Fewer people are looking for properties that are well-stocked with tenants, said Sun Commercial Real Estate owner Cathy Jones, and the widespread bargain hunting might explain the volatility in pricing.

“It depends on how distressed the properties are,” she said.

Tropicana Centre, at the southwest corner of Tropicana Avenue and Pecos Road, wasn’t always problem real estate.

Business boomed for several years after it opened in the early 1990s. Storefronts were occupied and the mall was packed with shoppers, said Dan Riggs, owner of Trop-Aquarium, an original tenant.

Like other malls near the city’s core, Tropicana Centre took a nosedive last decade when the recession and suburban sprawl drained business from older plazas. Shoppers fled and stores closed, and Tropicana’s occupancy rate plunged to 40 percent at one point.

“It was empty,” Riggs said.

The strip mall, which sold for $61 million during the boom years, fell into court-appointed receivership in 2009, after the economy tanked and the owners reportedly stopped paying the mortgage.

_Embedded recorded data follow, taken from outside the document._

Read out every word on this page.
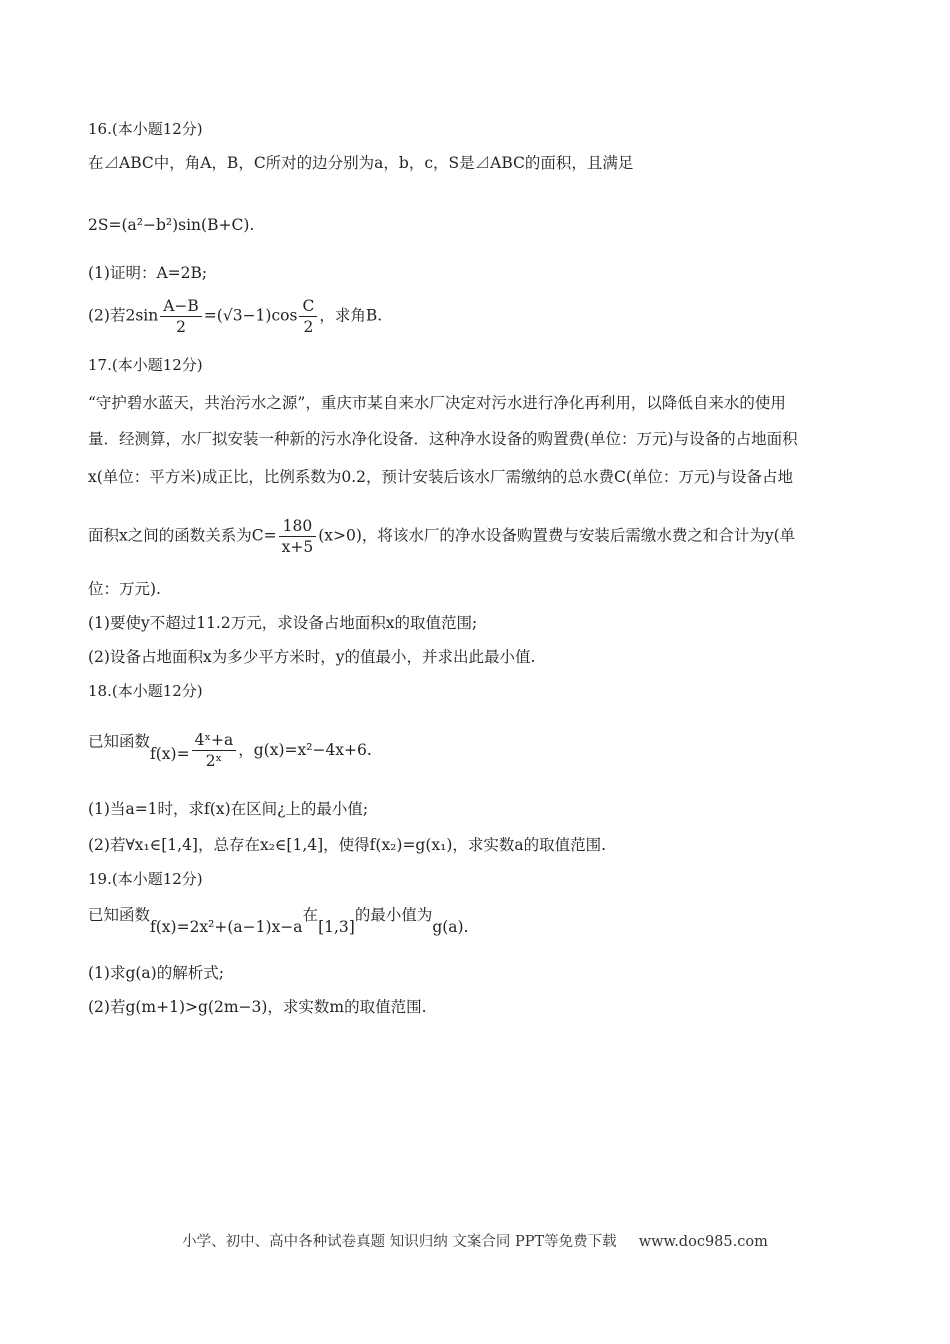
16.(本小题12分)
在⊿ABC中，角A，B，C所对的边分别为a，b，c，S是⊿ABC的面积，且满足
2S=(a²−b²)sin(B+C).
(1)证明：A=2B;
(2)若$2\sin \frac{A-B}{2} =(√3-1)\cos \frac{C}{2}$ ，求角B.
17.(本小题12分)
“守护碧水蓝天，共治污水之源”，重庆市某自来水厂决定对污水进行净化再利用，以降低自来水的使用
量．经测算，水厂拟安装一种新的污水净化设备．这种净水设备的购置费(单位：万元)与设备的占地面积
x(单位：平方米)成正比，比例系数为0.2，预计安装后该水厂需缴纳的总水费C(单位：万元)与设备占地
面积x之间的函数关系为$C= \frac{180}{x+5} (x>0)$，将该水厂的净水设备购置费与安装后需缴水费之和合计为y(单
位：万元).
(1)要使y不超过11.2万元，求设备占地面积x的取值范围;
(2)设备占地面积x为多少平方米时，y的值最小，并求出此最小值.
18.(本小题12分)
已知函数$f(x)= \frac{\text{4ˣ+a}}{\text{2ˣ}}$ ，g(x)=x²−4x+6.
(1)当a=1时，求f(x)在区间¿上的最小值;
(2)若∀x₁∈[1,4]，总存在x₂∈[1,4]，使得f(x₂)=g(x₁)，求实数a的取值范围.
19.(本小题12分)
已知函数f(x)=2x²+(a−1)x−a在[1,3]的最小值为g(a).
(1)求g(a)的解析式;
(2)若g(m+1)>g(2m−3)，求实数m的取值范围.
小学、初中、高中各种试卷真题 知识归纳 文案合同 PPT等免费下载 www.doc985.com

Receiver Gregg Williams, of Trident Pacific Real Estate Group in Newport Beach, Calif., took charge in June 2012 and brought some life to the center. He striped and resurfaced the parking lot, painted and repaired the stores and, using Colliers brokers, signed a slate of new tenants.

“It was in pretty rough shape,” Williams said.

The occupancy rate is now about 80 percent, and shoppers are coming back. Riggs estimates that his sales revenue has climbed 8 percent in the past year and a half because of rising foot traffic.

A few months ago, Williams sold the center for $39.8 million to New Jersey developer James Demetrakis.

The new owner’s investment group had read about the uptick in local construction, thought the job market was improving and figured it was the right time to buy, partner David Carmel said.

The landlords have signed a lease with Conn’s, an appliance and furniture retailer, and are working to bring a Ross Dress for Less.

Tropicana Centre is their first purchase locally, and the group is looking for more deals.

“I hope we were right about the market turning,” Carmel said.